To detect these issues, run a black-box scan against the OAuth 2.0 flow and protected endpoints. Configure probes against token acquisition paths and representative resource routes to observe whether rate limiting is applied consistently across authentication boundaries. Effective detection highlights missing or inconsistent throttling and helps prioritize fixes that align token issuance controls with API endpoint protections.

Remediation centers on adding explicit rate limits at two layers: the token endpoint and the FeathersJS service layer. Use a shared store such as Redis to coordinate limits across instances and ensure consistency. Below are focused, syntactically correct examples that integrate cleanly with FeathersJS and OAuth 2.0 workflows.

Rate limiting token acquisition

Apply a rate limiter to the OAuth 2.0 token route to restrict how frequently a client can request tokens. This example uses express-rate-limit in front of the Feathers app, scoped to the token path.

const rateLimit = require('express-rate-limit');

// Limit token requests to 10 per minute per client IP (use a more specific key in production)
const tokenLimiter = rateLimit({
  windowMs: 60 * 1000,
  max: 10,
  standardHeaders: true,
  legacyHeaders: false,
  keyGenerator: (req) => {
    // Prefer client_id when available in body or query for per-client limits
    return req.body.client_id || req.ip;
  }
});

app.use('/oauth/token', tokenLimiter);

For per-client limits using client_id (recommended), ensure your OAuth 2.0 provider passes client_id in the request body and the limiter uses it as shown. This prevents a single client from exhausting tokens while allowing normal multi-client operation.

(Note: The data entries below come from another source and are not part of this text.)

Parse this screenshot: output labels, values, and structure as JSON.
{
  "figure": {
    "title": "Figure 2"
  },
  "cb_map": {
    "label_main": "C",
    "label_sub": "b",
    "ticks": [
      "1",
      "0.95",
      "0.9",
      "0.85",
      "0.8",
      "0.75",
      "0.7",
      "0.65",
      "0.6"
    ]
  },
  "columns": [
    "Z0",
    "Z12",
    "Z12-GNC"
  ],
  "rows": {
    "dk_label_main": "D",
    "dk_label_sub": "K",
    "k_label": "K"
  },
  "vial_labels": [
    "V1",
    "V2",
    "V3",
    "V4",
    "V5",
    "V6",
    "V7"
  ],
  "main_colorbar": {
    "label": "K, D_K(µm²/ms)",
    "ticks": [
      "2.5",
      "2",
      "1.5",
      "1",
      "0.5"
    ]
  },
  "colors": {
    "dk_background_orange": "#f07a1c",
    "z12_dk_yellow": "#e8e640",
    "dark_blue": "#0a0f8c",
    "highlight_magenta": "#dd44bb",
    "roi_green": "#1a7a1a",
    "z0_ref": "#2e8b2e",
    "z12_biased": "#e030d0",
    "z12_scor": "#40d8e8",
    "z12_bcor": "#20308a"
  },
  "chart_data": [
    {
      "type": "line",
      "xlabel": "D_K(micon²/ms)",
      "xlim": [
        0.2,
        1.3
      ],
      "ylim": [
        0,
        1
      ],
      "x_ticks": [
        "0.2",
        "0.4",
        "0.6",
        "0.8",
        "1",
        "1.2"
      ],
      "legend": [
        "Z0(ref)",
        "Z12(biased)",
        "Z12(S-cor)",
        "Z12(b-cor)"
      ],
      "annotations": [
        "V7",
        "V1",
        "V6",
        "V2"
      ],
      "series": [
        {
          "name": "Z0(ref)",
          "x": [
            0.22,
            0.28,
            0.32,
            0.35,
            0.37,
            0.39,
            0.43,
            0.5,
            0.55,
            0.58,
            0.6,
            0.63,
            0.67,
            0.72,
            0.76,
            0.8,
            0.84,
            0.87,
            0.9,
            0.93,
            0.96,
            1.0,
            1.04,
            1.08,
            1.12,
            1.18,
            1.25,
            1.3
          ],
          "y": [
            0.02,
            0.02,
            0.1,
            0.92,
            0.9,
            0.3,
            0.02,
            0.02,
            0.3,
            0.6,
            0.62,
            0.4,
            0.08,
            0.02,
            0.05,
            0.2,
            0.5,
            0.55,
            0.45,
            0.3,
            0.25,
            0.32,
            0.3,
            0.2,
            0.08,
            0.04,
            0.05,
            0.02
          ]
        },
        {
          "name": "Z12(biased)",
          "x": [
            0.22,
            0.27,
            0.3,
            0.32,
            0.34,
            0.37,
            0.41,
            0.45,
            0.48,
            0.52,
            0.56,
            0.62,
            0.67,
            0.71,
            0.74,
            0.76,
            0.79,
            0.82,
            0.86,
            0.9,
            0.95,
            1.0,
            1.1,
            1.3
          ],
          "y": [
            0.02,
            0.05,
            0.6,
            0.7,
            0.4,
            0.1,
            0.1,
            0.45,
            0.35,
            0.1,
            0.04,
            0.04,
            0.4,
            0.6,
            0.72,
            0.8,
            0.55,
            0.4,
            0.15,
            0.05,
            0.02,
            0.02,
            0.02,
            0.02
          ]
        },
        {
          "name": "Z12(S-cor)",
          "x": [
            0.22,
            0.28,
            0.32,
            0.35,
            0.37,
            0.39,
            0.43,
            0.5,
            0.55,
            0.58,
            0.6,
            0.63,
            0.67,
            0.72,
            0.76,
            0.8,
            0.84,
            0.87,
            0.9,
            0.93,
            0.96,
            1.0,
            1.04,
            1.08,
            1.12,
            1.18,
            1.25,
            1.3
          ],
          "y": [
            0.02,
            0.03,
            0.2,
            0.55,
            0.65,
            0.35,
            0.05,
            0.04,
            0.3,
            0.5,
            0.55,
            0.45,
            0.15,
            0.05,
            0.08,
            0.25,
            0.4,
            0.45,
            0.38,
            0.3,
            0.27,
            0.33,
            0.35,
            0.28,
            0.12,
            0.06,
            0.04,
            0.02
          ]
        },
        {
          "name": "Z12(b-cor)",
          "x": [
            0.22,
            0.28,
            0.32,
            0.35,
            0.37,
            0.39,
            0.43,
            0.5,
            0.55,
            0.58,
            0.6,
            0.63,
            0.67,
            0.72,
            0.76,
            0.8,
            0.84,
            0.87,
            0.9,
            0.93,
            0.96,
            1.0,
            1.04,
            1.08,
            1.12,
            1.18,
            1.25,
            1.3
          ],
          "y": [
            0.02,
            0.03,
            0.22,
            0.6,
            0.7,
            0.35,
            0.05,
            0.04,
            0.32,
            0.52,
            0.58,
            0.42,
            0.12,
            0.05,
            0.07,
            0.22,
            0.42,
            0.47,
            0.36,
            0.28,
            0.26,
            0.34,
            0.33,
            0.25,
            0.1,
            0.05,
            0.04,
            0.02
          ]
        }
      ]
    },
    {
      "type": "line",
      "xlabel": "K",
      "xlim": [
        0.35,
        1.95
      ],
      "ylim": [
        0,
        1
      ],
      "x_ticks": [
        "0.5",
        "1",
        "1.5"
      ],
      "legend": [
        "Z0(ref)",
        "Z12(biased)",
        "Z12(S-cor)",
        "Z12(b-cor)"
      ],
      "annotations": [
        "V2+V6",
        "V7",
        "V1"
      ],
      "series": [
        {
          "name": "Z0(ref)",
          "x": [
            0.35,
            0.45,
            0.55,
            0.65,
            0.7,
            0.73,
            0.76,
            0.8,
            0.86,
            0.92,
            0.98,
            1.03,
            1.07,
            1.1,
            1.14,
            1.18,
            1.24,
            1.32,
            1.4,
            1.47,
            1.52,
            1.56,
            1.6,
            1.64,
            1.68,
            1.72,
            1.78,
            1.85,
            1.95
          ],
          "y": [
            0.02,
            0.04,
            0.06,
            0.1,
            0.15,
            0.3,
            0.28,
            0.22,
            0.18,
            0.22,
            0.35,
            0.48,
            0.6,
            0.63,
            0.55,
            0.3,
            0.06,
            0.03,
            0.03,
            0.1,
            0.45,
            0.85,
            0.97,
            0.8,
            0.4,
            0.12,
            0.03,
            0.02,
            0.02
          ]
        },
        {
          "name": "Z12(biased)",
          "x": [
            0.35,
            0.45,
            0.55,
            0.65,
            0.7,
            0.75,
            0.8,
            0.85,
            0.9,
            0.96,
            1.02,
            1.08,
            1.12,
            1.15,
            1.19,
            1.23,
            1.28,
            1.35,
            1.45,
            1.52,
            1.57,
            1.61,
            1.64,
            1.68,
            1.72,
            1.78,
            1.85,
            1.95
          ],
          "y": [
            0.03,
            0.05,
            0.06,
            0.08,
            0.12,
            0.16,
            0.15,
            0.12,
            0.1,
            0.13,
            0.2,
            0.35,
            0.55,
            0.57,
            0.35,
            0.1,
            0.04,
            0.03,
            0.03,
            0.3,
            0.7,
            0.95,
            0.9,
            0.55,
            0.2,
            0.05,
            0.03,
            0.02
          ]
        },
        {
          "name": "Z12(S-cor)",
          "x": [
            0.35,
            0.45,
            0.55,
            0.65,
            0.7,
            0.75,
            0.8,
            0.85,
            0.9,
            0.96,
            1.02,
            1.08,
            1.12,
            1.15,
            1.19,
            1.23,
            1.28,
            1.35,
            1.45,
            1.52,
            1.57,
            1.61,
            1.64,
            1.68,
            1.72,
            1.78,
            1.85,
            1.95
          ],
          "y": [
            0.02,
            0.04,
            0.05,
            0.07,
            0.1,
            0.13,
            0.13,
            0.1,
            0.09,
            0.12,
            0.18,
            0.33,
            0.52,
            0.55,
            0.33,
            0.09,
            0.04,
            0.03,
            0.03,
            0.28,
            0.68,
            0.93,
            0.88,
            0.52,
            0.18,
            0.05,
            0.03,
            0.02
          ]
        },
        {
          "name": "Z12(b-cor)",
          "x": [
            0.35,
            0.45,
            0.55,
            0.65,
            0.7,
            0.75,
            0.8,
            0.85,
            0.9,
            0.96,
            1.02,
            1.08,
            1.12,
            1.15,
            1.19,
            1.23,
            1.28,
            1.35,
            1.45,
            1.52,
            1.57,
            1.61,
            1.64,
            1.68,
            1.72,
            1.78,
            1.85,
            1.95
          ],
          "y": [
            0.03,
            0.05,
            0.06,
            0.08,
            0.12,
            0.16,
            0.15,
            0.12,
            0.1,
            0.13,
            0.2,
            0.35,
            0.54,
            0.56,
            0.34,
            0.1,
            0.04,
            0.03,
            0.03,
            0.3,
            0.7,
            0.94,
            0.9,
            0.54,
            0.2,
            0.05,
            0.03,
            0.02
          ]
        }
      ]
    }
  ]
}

Rate limiting protected Feathers services

After authentication, apply service-level rate limits. Below is a Feathers service hook that enforces limits using a Redis-backed algorithm to keep counts consistent across nodes.

const { RateLimiterRedis } = require('rate-limiter-flexible');
const redisClient = require('redis').createClient({ url: process.env.REDIS_URL });

const rateLimiter = new RateLimiterRedis({
  storeClient: redisClient,
  points: 60, // 60 requests
  duration: 60 // per 60 seconds
});

app.use('/messages', {
  async before(hook) {
    try {
      // key by user id when authenticated, fallback to connection IP
      const key = hook.params.user ? `user:${hook.params.user.id}` : `ip:${hook.params.connection.remoteAddress}`;
      await rateLimiter.consume(key);
    } catch (rej) {
      throw new Error('Too many requests');
    }
  }
});

This hook runs before service methods and rejects requests that exceed the configured budget. By tying the key to authenticated user IDs, you enforce per-user caps even when a single token is shared across sessions.

OAuth 2.0 setup with token binding and limited scopes

Ensure your OAuth 2.0 strategy issues tokens with minimal scopes and validates token usage. Below is a concise configuration example that avoids overprivileged tokens and integrates with rate-limited endpoints.

const authentication = require('@feathersjs/authentication');
const oauth2 = require('@feathersjs/authentication-oauth');

app.configure(authentication({
  entity: 'user',
  service: 'authentication'
}));

app.configure(oauth2({
  model: require('./models/oauth-model'),
  accessTokenExpiresIn: '15m',
  allowBearerTokensInQueryString: false,
  requiredScopes: {
    '/messages': ['read:messages'],
    '/admin': ['admin:read', 'admin:write']
  }
}));

With short-lived access tokens and required scopes, even if a token is used beyond intended rate limits, the impact is bounded by lifetime and scope. Combine this with the rate limiters above to tightly couple token acquisition controls with resource protections.